Israeli security vendor Check Point Software Technologies used this week’s RSA Security conference in San Francisco to launch a new Threat Emulation Software Blade.
According to Check Point, the blade prevents infections from undiscovered exploits, zero-day and targeted attacks by quickly inspecting suspicious files and emulating how they run to discover malicious behavior before they enter the network.

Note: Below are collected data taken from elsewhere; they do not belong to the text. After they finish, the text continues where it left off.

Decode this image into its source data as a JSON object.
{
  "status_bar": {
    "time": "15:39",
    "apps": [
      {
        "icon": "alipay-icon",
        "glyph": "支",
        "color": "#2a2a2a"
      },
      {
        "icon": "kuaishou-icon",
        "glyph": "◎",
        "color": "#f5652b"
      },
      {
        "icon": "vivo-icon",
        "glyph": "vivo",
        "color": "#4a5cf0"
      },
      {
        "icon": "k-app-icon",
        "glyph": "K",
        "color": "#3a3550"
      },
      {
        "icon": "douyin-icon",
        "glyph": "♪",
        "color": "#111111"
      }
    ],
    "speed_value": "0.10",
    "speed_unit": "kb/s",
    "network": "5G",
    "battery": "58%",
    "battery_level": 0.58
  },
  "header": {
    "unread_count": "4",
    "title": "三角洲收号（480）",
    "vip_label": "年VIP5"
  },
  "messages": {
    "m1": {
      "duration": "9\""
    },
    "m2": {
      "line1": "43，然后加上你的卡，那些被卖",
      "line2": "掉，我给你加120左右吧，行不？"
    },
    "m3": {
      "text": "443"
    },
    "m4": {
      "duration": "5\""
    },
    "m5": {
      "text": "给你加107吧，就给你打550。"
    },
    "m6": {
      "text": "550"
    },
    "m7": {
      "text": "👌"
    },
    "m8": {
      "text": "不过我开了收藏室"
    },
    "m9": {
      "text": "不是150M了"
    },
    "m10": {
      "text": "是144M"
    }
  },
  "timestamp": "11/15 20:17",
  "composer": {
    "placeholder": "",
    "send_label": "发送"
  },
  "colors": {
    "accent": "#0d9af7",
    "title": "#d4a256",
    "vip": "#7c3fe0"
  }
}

The vendor said that while traditional solutions have focused on detection, providing notifications after a threat has breached the network, with Check Point Threat Emulation technology new threats are blocked and infection does not occur.
“Unknown exposures and zero-day exploits are top attack vectors in today’s network environments, primarily because they have the ability to avoid traditional malware detection – making it hard for organizations to keep up with the sheer volume of threats,” said Paul Comessotti, Canadian regional director for Check Point, in a statement. “Our new Threat Emulation software blade not only detects, but is the first solution to prevent infections from the initial contact, empowering our customers to block undiscovered malware attacks, before they threaten network security or disturb the flow of business.”
The solution vets downloaded files and common email attachments such as Adobe PDFs and Microsoft Office files. Suspicious files are opened inside the Threat Emulation sandbox and are simultaneously monitored for unusual system behavior, including abnormal system registry changes, network connections or system processes – providing real-time assessment of the file’s behavior. If files are found to be malicious they are blocked inline at the gateway.